What's with all these 'chance of precipitation' percentages you get in weather forecasts nowadays? Remember the good old days when the day was going to be either 'sunny' or have a 'chance of rain' or 'light showers' ? So much more evocative than saying 20% or 30% or 40%. I mean, back then you could stand in your window with your jaw tightly clenched and watch the rain pouring down and take pride in the fact that you were living through an honest to god 'Thunderstorm' - no, really, look, it said so in the paper. Now you're just another in an endless series of statistics - just some poor, lonely 80% stuck inside your apartment.
I mean to begin with, what are these numbers supposed to mean anyway? Is 30% probability high? Is 40%? Look, I'm as good with numbers as the next guy, but do you really think I want to spend precious minutes of my day trying to weigh the actuarial pros and cons of carrying an umbrella?I mean okay, so if I were trying to forecast the yield of rice in Western Punjab or something, I could see how % chance of precipitation would be useful, but I just want to know if there's a chance I could get wet, for crying out loud. What do I need the stupid weather forecast for if I'm going to have make up my own mind anyway? It's the certainty one read weather forecasts for, the blithe arrogance of voice that proclaimed that the day would be sunny, and brooked no dissent. Never mind if it actually turned out to be the rainiest day of the year, and you got caught in a downpour and your favourite coat turned into the pelt of a mangy hyena - at least you had someone else to blame. "But the newspaper said it was going to be sunny", you could plainitively bleat, and the day's scapegoat would be duly slaughtered by those around you.
Now, of course, the decision's left up to you. Oh, you can still claim that the weather forecast gave you misleading information, but that's like saying you thought there were WMD's in Iraq - the responsibility's still yours. This means you have to agonise over it. All those old phrases about pessimists and optimists and glasses full and empty come back to haunt you. Is a 10% probability of rain reason to carry an umbrella? Am I just being paranoid? Maybe I'm obsessive compulsive. Maybe I'm going to end up like Jack Nicholson in that movie. Or worse, like Jack Nicholson in that other movie. Or like Jack Nicholson in that third one. Or like Jack Nicholson in real life! Help!. See - all that trauma just because some snivelling Princeton graduate of a copy editor decided to save 6 characters of type in the weather column. Was it worth it, I ask you?
The worst part about these percentages is the sense of hope they give you. I mean in the old days it would just say 'Rain' and that was it. You would stay home. You would make yourself some cocoa. You would bring out the little solitaire table and your deck of cards. When the sunshine came beaming through your window you would smile and shake your head. You weren't going to fall into that trap, no sirree, you'd read your weather forecast - they weren't going to get you that easy. When the whole day passed and it didn't rain at all, you'd tell yourself you were being prudent. Why take a risk with your health? Better to save it for a rainy day. Or whatever.

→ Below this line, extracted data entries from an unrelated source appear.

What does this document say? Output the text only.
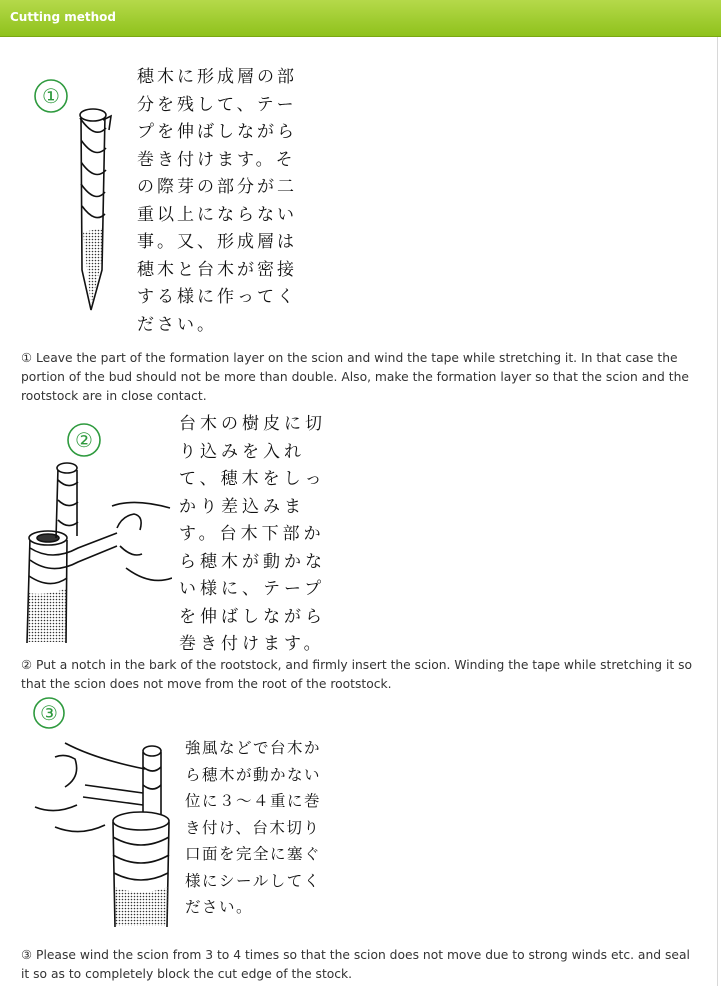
Cutting method
①
穂木に形成層の部
分を残して、テー
プを伸ばしながら
巻き付けます。そ
の際芽の部分が二
重以上にならない
事。又、形成層は
穂木と台木が密接
する様に作ってく
ださい。
① Leave the part of the formation layer on the scion and wind the tape while stretching it. In that case the portion of the bud should not be more than double. Also, make the formation layer so that the scion and the rootstock are in close contact.
②
台木の樹皮に切
り込みを入れ
て、穂木をしっ
かり差込みま
す。台木下部か
ら穂木が動かな
い様に、テープ
を伸ばしながら
巻き付けます。
② Put a notch in the bark of the rootstock, and firmly insert the scion. Winding the tape while stretching it so that the scion does not move from the root of the rootstock.
③
強風などで台木か
ら穂木が動かない
位に３～４重に巻
き付け、台木切り
口面を完全に塞ぐ
様にシールしてく
ださい。
③ Please wind the scion from 3 to 4 times so that the scion does not move due to strong winds etc. and seal it so as to completely block the cut edge of the stock.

Now, though, it says 80%. Which means (you do the math at your usual lightening speed) that there's a 20% chance that it won't rain. You decide to think positively for a change. You look scornfully at people wandering about with umbrellas - why is everyone so pessimistic these days, you think to yourself. After you've finished changing out of your damp clothes you brood over the injustice of it all. It could have stayed clear and it didn't. This is no longer just about the weather - it's about your personal bad luck. Things never work out for you, do they? You must have done something to deserve it. You feel vaguely guilty for not making that 20% chance come true.
People who like these percentages will argue that it gives you more information. Fair enough. Let's say you really want to build a full-blown economic model to help you decide whether you should wear that raincoat / carry that umbrella. Would just telling you the probability that it will rain be enough? What about the probability that there'll be a gusting wind and the rain will be coming at you horizontally and you'll end up getting drenched anyway? What about the probability that your cheap import of an umbrella will choose the one moment when the rain is pouring down heaviest to get blown away or bent out of shape? What about the probability, that you'll step out of your door and stand there for the next five minutes cursing your umbrella because it won't open. What about the probability that the person you're having dinner with will not bother to bring her raincoat and so you'll have to do the chivalrous thing and give her yours (MR are you listening?)? What about the probability that just as you're getting to office all dry under your umbrella and congratulating yourself on having read and correctly interpreted the 60% chance of rain, some speed demon of a bus will go through a puddle and drench you through and through? If you really want me to figure out whether it's worth carrying an umbrella or not, how about giving me some of the facts I really need, instead of this one piffling number?
The one good thing about these % things (I have to admit) is that they give you hourly forecasts, so you can really plan your life. What you want to go for dinner NOW? Are you kidding me? Didn't you see that the chance of rain just quadrupled from 5% to 20% two minutes ago? I'm not going out in that!